4 points by tactics6655 a day ago

Hey HN,

I've been working on Onetone Framework for the past few years and finally releasing it as open source (AGPL 3.0).

*What is it?*

Onetone is an ambitious full-stack development framework that includes:

- Custom C interpreter with its own scripting language (.otc files)

- 27,000+ line OpenGL 3D graphics engine with PBR materials, skeletal animation, physics, and particle systems

- PHP web framework with MVC architecture

- Python utilities and tooling

- 716,000+ lines of code across 17 programming languages

*The scripting language features:*

- Classes, inheritance, generators, async/await

- Records, enums, pattern matching

- Built-in collections (ArrayList, HashMap, HashSet, TreeMap, etc.)

- Template strings, destructuring, spread operators

- Native bindings for OpenGL, Windows API, audio, networking

*Why build this?*

I run a game localization and needed a unified toolset for:

- Visual novel engines

- Translation management tools

- Quick prototyping with native performance

Instead of gluing together multiple languages and frameworks, I built one cohesive system.

*Current status:*

- Windows-focused (uses WinAPI extensively)

- Some features still in development (generators, full async support)

- Documentation is a work in progress

GitHub: https://github.com/onetoneframework/framework

Would love feedback from the community.

*Roadmap & Vision*

My goal is to evolve Onetone's scripting language to reach Python-level usability and ecosystem richness. I want developers to be able to pick it up as easily as Python while retaining native performance.

*A note on development process*

I want to be transparent: this project was developed with significant assistance from Claude (Anthropic's LLM). The codebase is a mix of hand-written code and LLM-generated code, with me directing the architecture, debugging, and integration.

I found this workflow surprisingly effective for a project of this scale – the LLM helped with boilerplate, documentation, and exploring implementation approaches, while I focused on design decisions and fixing the subtle bugs that AI still struggles with.

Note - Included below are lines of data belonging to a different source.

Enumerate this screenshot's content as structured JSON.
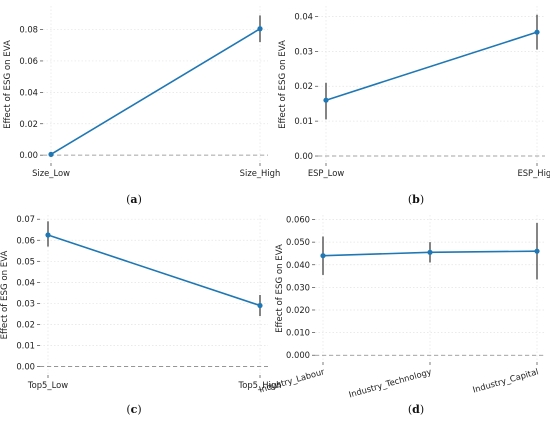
{
  "colors": {
    "line": "#1f77b4",
    "errorbar": "#333333",
    "zero_line": "#888888",
    "grid": "#e4e4e4"
  },
  "chart_data": [
    {
      "type": "line",
      "caption": "a",
      "categories": [
        "Size_Low",
        "Size_High"
      ],
      "values": [
        0.0005,
        0.0805
      ],
      "errors": [
        [
          0.0,
          0.002
        ],
        [
          0.072,
          0.089
        ]
      ],
      "ylabel": "Effect of ESG on EVA",
      "ylim": [
        -0.005,
        0.095
      ],
      "yticks": [
        "0.00",
        "0.02",
        "0.04",
        "0.06",
        "0.08"
      ],
      "reference_line": 0,
      "grid": true
    },
    {
      "type": "line",
      "caption": "b",
      "categories": [
        "ESP_Low",
        "ESP_High"
      ],
      "values": [
        0.016,
        0.0355
      ],
      "errors": [
        [
          0.0105,
          0.021
        ],
        [
          0.0305,
          0.0405
        ]
      ],
      "ylabel": "Effect of ESG on EVA",
      "ylim": [
        -0.002,
        0.043
      ],
      "yticks": [
        "0.00",
        "0.01",
        "0.02",
        "0.03",
        "0.04"
      ],
      "reference_line": 0,
      "grid": true
    },
    {
      "type": "line",
      "caption": "c",
      "categories": [
        "Top5_Low",
        "Top5_High"
      ],
      "values": [
        0.0625,
        0.029
      ],
      "errors": [
        [
          0.057,
          0.069
        ],
        [
          0.024,
          0.034
        ]
      ],
      "ylabel": "Effect of ESG on EVA",
      "ylim": [
        -0.004,
        0.072
      ],
      "yticks": [
        "0.00",
        "0.01",
        "0.02",
        "0.03",
        "0.04",
        "0.05",
        "0.06",
        "0.07"
      ],
      "reference_line": 0,
      "grid": true
    },
    {
      "type": "line",
      "caption": "d",
      "categories": [
        "Industry_Labour",
        "Industry_Technology",
        "Industry_Capital"
      ],
      "values": [
        0.044,
        0.0455,
        0.046
      ],
      "errors": [
        [
          0.0355,
          0.0525
        ],
        [
          0.041,
          0.05
        ],
        [
          0.0335,
          0.0585
        ]
      ],
      "ylabel": "Effect of ESG on EVA",
      "ylim": [
        -0.003,
        0.062
      ],
      "yticks": [
        "0.000",
        "0.010",
        "0.020",
        "0.030",
        "0.040",
        "0.050",
        "0.060"
      ],
      "reference_line": 0,
      "grid": true
    }
  ]
}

Whether you see this as "cheating" or the future of development, I think it's worth discussing. The 700K+ lines wouldn't exist without this collaboration, and I'm curious how others feel about AI-assisted open source projects.

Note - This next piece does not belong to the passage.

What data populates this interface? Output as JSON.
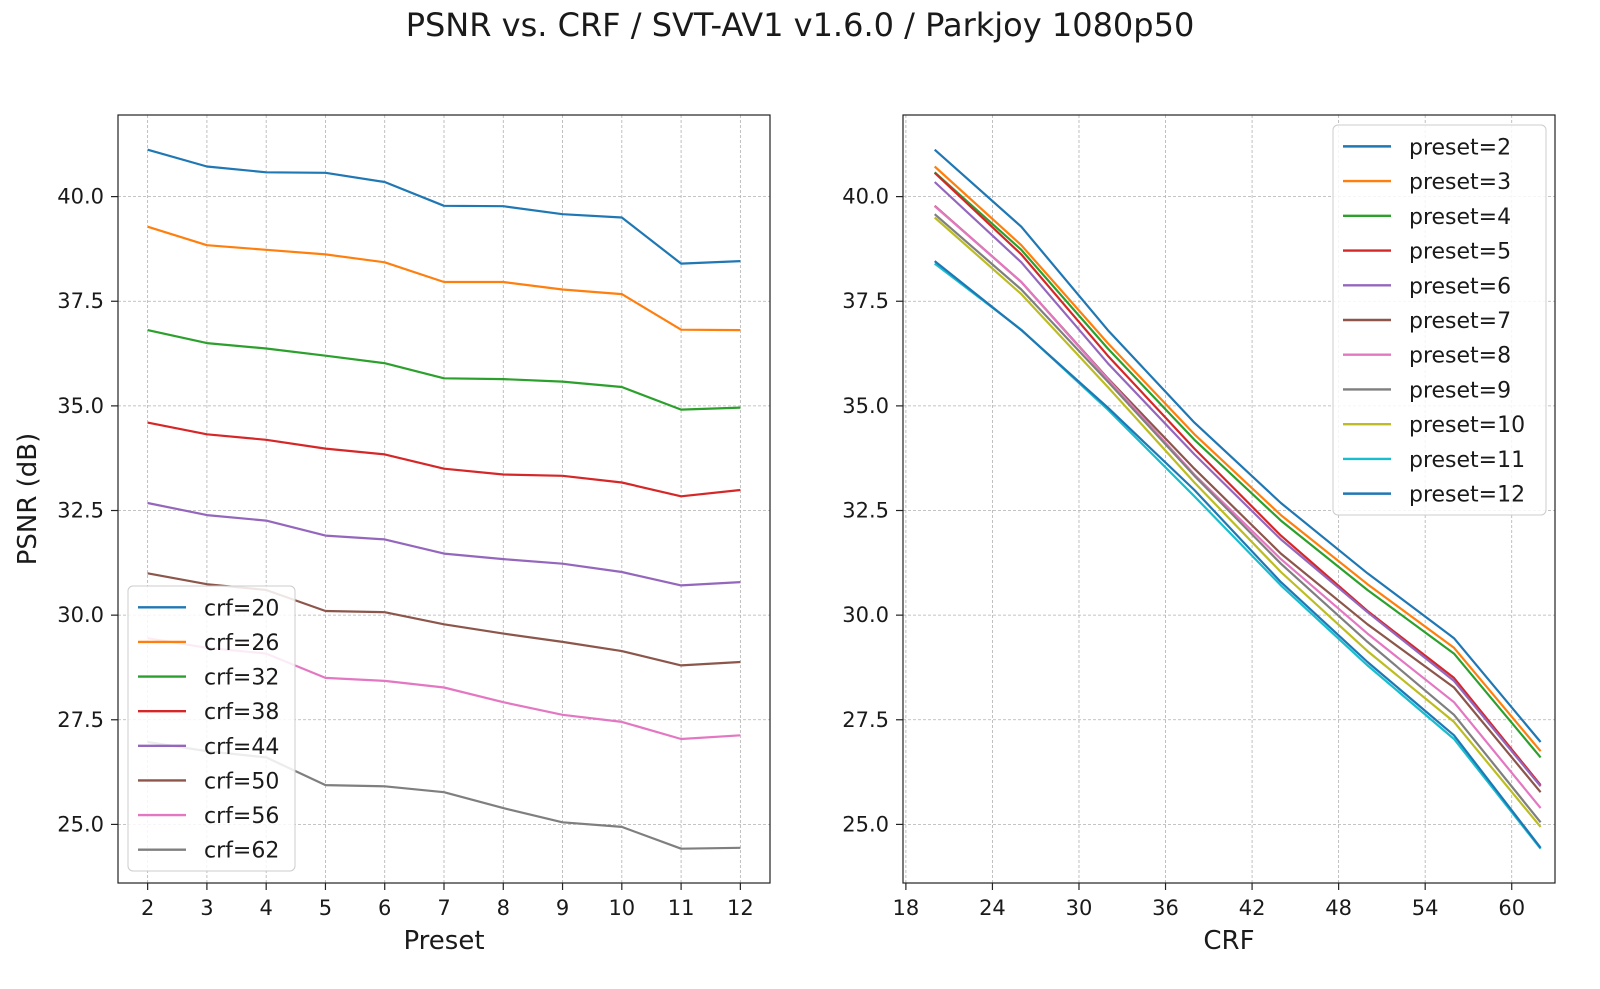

There were many errors and strange bits of code produced by the LLM, and I spent a lot of time tracking down memory leaks; in fact, there isn’t a single piece of LLM-generated code that I didn’t end up modifying. I still think "vibe coding" has a number of issues.

oneandonley1 14 hours ago

You cut out everything from a game engine except the scripting language. Though it looks like it lacks out of the box cross platform Support. A note about your vibe coding, check out this research paper [https://youtube.com/watch?v=TJ-vWGCosdQ]. Not enough people are using it. Would love to see if it can reduce the bugs you encountered.

  • tactics6655 14 hours ago

    Yes — the ultimate goal is to develop an interpreter that includes a complete game engine, so it might look that way. I have seven years of programming experience, so I can both write and read code; I verified the LLM-generated code and fixed bugs by comparing it with code on GitHub. I actually wrote most of the PHP side myself. I appreciate the suggestion and will try the method you mentioned, but I found it faster to read the code myself to find and fix errors directly (the shader parts couldn’t be solved by the LLM, so I’m studying tutorials and implementing them by hand). I think that for people who didn’t major in programming, it’s still probably difficult to have an LLM produce even basic working programs.